Эмилия была совсем не так порочна, как «бедняжка Берта», а потому и сама порой вздыхала о спокойной жизни – свой дом, надежный, любящий муж и, самое главное, дочь, воспитанию которой она бы отдалась со всей страстью еще не изведанного материнства. Они бы стали лучшими подругами, и она бы сама учила ее пению и танцам – особенно знаменитому венгерскому чардашу!
Больше всего угнетало Эмилию положение «дамы полусвета» – то самое положение, к которому ее приобщила подруга. Сама Берта относилась к этому положению легко и непринужденно – как всего лишь к одной из ступеней карьеры будущей светской «львицы».
А ведь «дамы полусвета», то есть актрисы, певицы или балерины, отличались от обычных проституток только ценой: если последние могли стоить две кроны, то первые – двести. Впрочем, с ними было принято показываться в обществе – например, в казино, ночных ресторанах или на бегах; и о них даже сообщали светские хроники газет, перечисляя присутствовавших при том или ином событии знатных персон.
Эмилии удалось избежать участи мимолетной любовницы светского денди ценою в двести крон лишь благодаря внезапно свалившейся славе и особому покровительству директора «Иоганн Штраус-театра». В свое время, когда Вульф интересовался ее покровителями, Эмилия ушла от ответа, тем более что ее отношения с директором театра – красивым и вежливым пятидесятилетним господином, женатым на молодой женщине, которая годилась ему в дочери, – выходили далеко за рамки обычного. Именно благодаря ему то отвращение к мужчинам, особенно немолодым, которое вызвал в ней Фальва, сменилось любопытством и… жаждой страсти. Их отношения нельзя было назвать ни чисто дружескими, ни чисто любовными, ни чисто платоническими, поскольку в них присутствовало и то, и другое, и третье. Возлюбленный Эмилии был импотентом, которому доставляло странное удовольствие ласкать молодых женщин и доводить их до экстаза всеми иными средствами, кроме главного, предусмотренного самой природой. Именно эта странная смесь из откровенных эротических ласк и дружеских бесед и составляла содержание их редких свиданий.

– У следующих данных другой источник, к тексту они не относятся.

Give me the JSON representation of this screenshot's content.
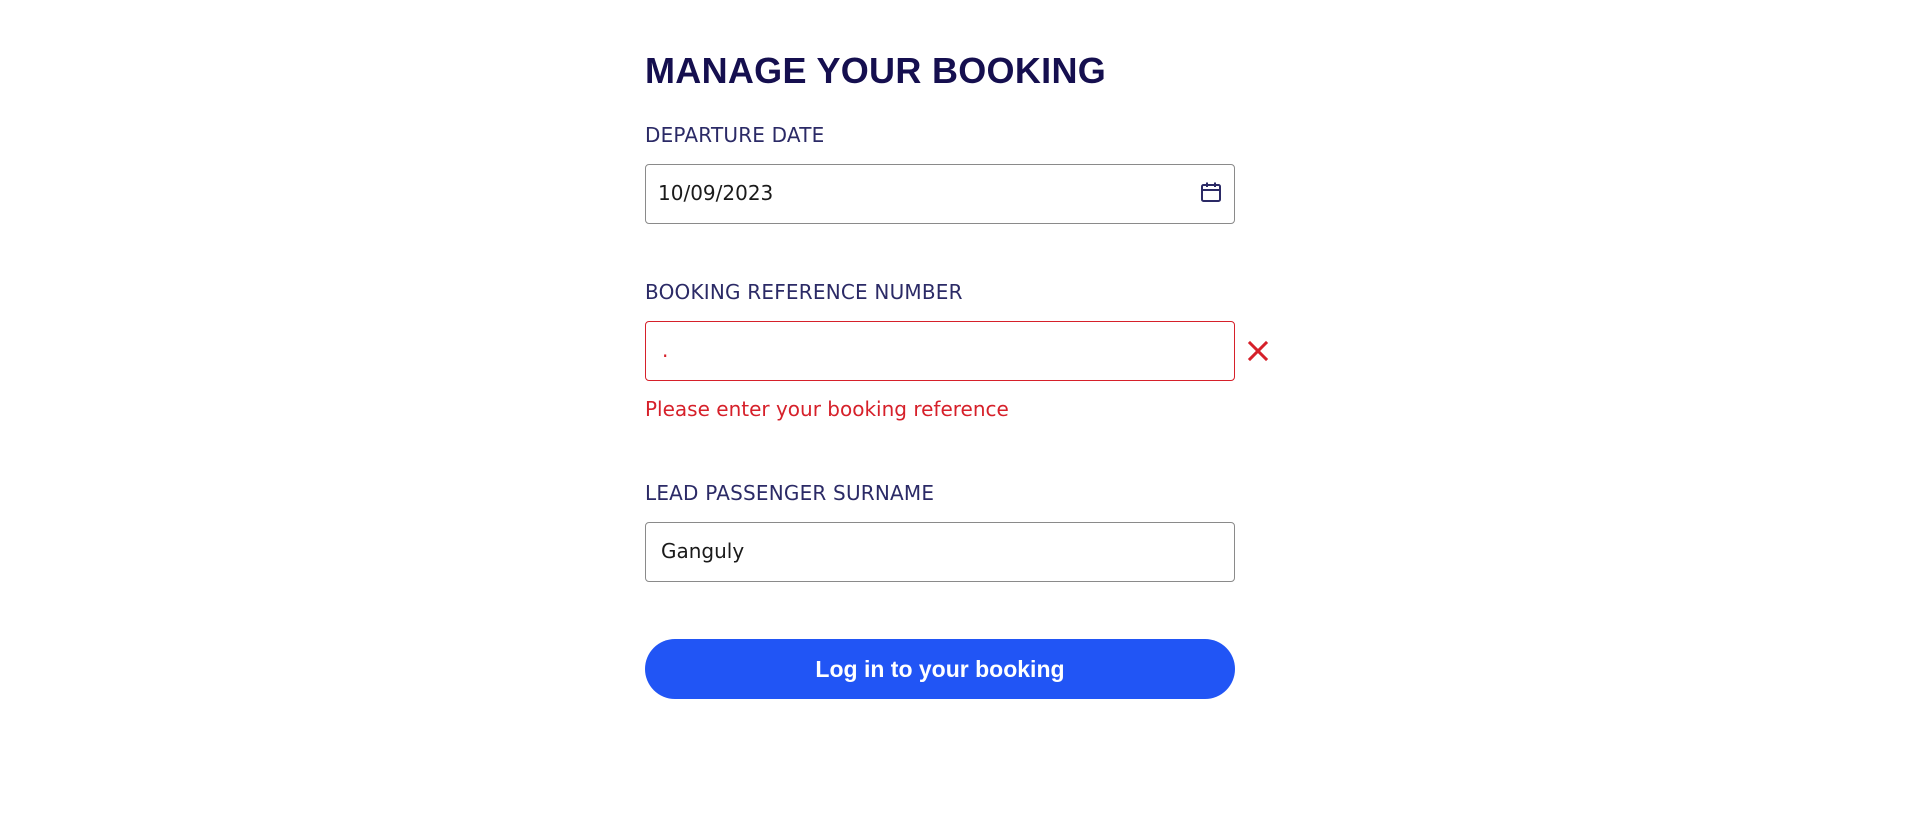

Разумеется, об этих свиданиях никто не знал, а потому общественное мнение сотворило над Эмилией ореол таинственности – и это при том, что в ее неприступность никто не верил! Количество приписываемых ей любовников увеличивалось с каждым новым отвергнутым и разочарованным поклонником, который немедленно начинал упражняться в злословии. Некоторые из них даже обвиняли Эмилию в извращенных наклонностях, а когда стало известно об убийстве ее лучшей подруги, открыто заговорили о лесбиянстве, ревности и шантаже.
Чтобы избавить себя от подобных сплетен, имелось три выхода – завести влиятельного любовника, который бы сумел заткнуть рот всем остальным, покинуть сцену или… выйти замуж!
Предложение, которое ей сделал Сергей Вульф, не стало для нее неожиданностью. Впрочем, и лихой натиск Стефана Фихтера не столько разозлил, сколько позабавил. Ей нравилось сравнивать достоинства русского литератора и австрийского лейтенанта, поскольку именно их влюбленностью Эмилия дорожила больше всего. И тот, и другой были хороши собой, однако действовали с разной степенью решительности, в зависимости от своего темперамента. Русский преклонялся перед ней нежно и почтительно, австриец всецело поддавался влиянию своей грубой мужской страсти, но и то и другое было одинаково увлекательно, поскольку взаимно дополняло друг друга. Именно таким должен быть настоящий возлюбленный, друг и муж – нежным, добрым и при этом страстным и сильным!
Увидев Вульфа в зале казино, Эмилия искренне обрадовалась и подозвала его к себе.
– Здравствуйте, Серж. – Она так мило улыбалась, что Вульф, целуя ей руку, невольно улыбнулся в ответ. – А вы, оказывается, тоже поклонник рулетки?
– О нет, я пришел сюда ради вас.
– Ради меня? А, понимаю, объявление в газете. Стоило мне всего лишь раз здесь появиться, как владельцы не замедлили сделать себе рекламу. Ну, присаживайтесь, что же вы стоите.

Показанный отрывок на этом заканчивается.